Even if we know we're being played…we really won't want to miss out on what everyone is talking about. And to maximize on that impulse, whatever everyone is talking about will have to be cheap, ubiquitous, and available right f*cking now. Food heightens the FOMO phenomenon, because food is universal, but the same pressures are there for fashion, electronics, cosmetics. It's the iPhone 11, New Era caps, and Kylie Lip Kits. It's a new Black Friday every week, and if you don't go line up now, you are already falling behind.
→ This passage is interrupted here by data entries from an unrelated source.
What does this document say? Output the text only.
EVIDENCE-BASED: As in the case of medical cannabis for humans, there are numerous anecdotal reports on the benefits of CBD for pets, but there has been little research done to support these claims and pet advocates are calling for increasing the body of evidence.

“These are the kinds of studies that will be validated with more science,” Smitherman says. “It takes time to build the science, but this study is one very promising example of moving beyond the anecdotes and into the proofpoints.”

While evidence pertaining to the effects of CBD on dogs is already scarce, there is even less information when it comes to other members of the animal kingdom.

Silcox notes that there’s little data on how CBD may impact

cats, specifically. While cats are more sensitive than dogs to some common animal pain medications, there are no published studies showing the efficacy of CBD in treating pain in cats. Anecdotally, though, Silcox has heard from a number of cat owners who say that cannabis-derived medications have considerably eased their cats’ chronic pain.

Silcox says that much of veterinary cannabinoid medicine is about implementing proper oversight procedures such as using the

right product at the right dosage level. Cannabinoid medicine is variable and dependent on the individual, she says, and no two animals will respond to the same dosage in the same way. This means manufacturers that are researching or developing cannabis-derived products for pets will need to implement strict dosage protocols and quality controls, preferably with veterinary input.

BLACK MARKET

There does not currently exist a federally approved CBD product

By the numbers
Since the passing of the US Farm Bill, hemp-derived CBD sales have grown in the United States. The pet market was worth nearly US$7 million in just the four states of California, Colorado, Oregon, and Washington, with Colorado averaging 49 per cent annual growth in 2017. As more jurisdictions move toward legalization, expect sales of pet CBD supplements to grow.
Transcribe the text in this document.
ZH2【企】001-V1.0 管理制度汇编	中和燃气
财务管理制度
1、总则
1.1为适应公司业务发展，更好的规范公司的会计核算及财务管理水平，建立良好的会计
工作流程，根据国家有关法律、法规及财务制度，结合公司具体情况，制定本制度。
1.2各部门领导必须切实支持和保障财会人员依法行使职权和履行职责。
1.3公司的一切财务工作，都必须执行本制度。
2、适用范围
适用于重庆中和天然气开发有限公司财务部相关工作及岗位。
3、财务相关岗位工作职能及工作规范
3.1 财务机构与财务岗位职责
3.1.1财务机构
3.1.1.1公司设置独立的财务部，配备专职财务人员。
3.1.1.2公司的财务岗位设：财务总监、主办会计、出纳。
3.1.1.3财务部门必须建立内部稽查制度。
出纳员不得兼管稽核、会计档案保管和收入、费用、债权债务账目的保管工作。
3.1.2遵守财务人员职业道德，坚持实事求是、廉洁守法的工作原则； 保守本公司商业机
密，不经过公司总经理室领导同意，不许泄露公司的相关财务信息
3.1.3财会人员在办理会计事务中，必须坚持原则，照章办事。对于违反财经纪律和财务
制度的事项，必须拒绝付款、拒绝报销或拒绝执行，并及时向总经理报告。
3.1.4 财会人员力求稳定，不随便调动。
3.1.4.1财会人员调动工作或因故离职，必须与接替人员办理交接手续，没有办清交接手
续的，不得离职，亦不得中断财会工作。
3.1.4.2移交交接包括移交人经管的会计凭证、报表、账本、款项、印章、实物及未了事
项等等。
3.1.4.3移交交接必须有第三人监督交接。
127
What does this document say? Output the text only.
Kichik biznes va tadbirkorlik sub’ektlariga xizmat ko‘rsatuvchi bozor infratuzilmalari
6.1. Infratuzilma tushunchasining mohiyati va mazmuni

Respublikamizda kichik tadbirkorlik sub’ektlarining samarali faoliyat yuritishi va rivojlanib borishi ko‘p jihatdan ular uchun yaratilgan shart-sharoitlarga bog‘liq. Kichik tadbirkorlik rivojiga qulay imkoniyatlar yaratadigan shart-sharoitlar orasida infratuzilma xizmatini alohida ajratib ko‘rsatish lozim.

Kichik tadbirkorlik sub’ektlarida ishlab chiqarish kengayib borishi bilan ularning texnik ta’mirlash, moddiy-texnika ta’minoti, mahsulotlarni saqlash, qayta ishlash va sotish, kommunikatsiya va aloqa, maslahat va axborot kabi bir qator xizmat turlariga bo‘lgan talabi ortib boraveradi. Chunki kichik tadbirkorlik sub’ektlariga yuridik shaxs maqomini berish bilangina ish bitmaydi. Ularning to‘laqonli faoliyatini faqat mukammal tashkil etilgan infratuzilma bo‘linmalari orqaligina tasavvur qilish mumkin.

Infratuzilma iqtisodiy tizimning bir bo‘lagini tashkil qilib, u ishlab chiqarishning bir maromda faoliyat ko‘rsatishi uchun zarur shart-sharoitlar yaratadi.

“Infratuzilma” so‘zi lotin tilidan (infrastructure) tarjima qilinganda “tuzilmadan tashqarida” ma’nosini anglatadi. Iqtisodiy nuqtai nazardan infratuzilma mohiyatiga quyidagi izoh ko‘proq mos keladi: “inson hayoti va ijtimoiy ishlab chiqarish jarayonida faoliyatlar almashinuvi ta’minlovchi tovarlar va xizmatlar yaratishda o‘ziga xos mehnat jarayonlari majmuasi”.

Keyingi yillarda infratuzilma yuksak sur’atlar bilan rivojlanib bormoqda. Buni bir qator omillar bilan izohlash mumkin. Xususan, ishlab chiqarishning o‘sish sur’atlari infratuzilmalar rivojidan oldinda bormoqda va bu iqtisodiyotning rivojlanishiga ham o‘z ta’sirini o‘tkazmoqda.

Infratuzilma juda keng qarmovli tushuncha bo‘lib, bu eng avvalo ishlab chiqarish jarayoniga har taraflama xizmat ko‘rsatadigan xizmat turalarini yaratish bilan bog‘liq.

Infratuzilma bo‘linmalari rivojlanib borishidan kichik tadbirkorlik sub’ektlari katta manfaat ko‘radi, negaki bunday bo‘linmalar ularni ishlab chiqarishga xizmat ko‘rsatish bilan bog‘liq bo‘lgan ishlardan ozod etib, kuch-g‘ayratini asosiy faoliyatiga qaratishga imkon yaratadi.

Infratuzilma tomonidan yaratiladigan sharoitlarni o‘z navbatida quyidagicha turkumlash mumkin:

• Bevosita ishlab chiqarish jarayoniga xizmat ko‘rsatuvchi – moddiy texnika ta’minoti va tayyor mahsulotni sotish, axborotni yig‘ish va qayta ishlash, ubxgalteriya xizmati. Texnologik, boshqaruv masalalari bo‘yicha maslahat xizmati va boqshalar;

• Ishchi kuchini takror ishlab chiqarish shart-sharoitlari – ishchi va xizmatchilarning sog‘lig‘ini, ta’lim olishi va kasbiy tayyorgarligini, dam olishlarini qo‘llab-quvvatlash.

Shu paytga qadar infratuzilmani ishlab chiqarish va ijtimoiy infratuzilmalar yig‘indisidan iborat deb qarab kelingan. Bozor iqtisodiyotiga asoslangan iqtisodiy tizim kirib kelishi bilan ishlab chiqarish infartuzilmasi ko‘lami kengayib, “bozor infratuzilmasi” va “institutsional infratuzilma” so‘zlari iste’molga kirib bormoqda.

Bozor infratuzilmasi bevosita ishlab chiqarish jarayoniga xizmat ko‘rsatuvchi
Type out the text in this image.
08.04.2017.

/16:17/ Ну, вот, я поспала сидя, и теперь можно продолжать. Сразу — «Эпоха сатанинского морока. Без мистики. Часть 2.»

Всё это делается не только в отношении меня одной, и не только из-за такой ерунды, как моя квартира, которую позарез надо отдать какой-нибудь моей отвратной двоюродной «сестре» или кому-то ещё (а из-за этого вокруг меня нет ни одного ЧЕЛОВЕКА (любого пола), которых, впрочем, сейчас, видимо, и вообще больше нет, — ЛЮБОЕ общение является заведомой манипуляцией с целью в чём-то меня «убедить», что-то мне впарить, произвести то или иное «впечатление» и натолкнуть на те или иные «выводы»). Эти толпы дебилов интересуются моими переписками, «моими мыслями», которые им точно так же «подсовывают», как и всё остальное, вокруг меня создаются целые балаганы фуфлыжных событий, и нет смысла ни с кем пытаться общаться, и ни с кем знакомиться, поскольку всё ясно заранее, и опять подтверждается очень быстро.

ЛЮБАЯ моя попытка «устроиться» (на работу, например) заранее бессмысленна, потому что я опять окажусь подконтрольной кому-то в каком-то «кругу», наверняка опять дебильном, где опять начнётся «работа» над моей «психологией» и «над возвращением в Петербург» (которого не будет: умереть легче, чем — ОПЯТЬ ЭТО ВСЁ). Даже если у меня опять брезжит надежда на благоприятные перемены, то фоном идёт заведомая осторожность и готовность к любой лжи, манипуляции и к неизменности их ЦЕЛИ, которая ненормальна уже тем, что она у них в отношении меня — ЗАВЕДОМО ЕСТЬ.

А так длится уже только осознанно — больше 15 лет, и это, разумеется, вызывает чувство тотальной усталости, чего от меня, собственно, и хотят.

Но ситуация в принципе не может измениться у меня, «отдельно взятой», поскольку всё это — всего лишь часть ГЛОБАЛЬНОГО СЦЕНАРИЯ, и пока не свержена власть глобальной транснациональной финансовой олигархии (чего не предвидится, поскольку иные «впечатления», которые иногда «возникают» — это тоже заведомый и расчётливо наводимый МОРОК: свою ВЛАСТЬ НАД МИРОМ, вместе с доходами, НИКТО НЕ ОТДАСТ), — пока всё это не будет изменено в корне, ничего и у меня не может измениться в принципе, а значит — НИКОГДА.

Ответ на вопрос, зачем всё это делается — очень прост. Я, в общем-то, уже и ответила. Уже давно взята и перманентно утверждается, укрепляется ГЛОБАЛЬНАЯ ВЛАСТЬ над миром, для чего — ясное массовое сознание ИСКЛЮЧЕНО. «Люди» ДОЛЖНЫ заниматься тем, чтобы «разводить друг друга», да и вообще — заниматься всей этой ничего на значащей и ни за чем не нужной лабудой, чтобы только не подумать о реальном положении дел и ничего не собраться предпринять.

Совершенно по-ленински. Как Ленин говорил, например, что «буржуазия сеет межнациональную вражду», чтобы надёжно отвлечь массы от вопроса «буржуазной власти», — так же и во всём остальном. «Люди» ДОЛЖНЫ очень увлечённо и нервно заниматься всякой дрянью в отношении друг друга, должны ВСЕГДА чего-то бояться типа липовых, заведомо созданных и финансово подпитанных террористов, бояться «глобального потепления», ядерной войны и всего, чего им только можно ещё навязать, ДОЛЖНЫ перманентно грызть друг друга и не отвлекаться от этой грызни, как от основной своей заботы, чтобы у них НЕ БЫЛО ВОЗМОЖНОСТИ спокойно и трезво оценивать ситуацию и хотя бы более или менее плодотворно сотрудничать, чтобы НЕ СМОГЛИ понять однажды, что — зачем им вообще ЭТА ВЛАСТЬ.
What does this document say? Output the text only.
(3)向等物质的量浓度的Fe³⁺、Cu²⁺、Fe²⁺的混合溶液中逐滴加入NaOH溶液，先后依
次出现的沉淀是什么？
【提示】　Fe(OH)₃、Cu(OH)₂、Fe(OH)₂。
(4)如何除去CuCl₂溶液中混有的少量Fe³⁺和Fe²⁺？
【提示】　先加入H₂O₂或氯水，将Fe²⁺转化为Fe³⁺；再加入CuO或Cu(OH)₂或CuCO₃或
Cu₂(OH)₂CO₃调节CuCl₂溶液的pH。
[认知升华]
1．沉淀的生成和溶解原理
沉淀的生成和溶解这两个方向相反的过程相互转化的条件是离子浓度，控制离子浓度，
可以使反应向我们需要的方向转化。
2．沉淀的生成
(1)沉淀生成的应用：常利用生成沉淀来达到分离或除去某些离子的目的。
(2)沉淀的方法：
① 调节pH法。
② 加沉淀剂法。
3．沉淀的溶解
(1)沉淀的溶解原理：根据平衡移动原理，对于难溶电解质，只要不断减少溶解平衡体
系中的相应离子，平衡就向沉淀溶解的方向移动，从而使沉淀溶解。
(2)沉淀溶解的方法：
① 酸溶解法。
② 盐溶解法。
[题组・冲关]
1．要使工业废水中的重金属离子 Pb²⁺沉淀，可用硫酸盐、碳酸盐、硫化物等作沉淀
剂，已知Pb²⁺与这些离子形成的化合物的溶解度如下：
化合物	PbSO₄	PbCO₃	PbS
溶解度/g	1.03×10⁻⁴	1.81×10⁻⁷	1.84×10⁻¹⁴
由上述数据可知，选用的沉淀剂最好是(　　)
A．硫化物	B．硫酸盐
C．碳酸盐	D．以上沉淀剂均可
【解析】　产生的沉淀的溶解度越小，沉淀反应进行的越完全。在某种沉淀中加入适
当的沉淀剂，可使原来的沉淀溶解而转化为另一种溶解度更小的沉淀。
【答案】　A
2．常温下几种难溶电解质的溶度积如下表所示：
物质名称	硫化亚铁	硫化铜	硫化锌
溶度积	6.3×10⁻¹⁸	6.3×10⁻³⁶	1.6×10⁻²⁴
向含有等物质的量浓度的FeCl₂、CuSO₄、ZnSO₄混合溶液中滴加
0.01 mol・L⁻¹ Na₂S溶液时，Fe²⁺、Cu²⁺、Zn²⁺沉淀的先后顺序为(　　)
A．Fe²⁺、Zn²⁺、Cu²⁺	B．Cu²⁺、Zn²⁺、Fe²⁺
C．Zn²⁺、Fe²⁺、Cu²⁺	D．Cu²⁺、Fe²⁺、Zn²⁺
If you haven't already tried this sandwich, you are Chris Kirkpatrick's paisley bucket hat WireImage
So how do we counter the disease of hyper-consumption when consumption is the currency of our culture? If you have to consume to participate in the moment—and you absolutely have to participate in the moment—how do we save the planet? In a civilization where people will wait in line and fight and die before they miss out on the new sandwich everyone is talking about, the planet doesn't stand a chance.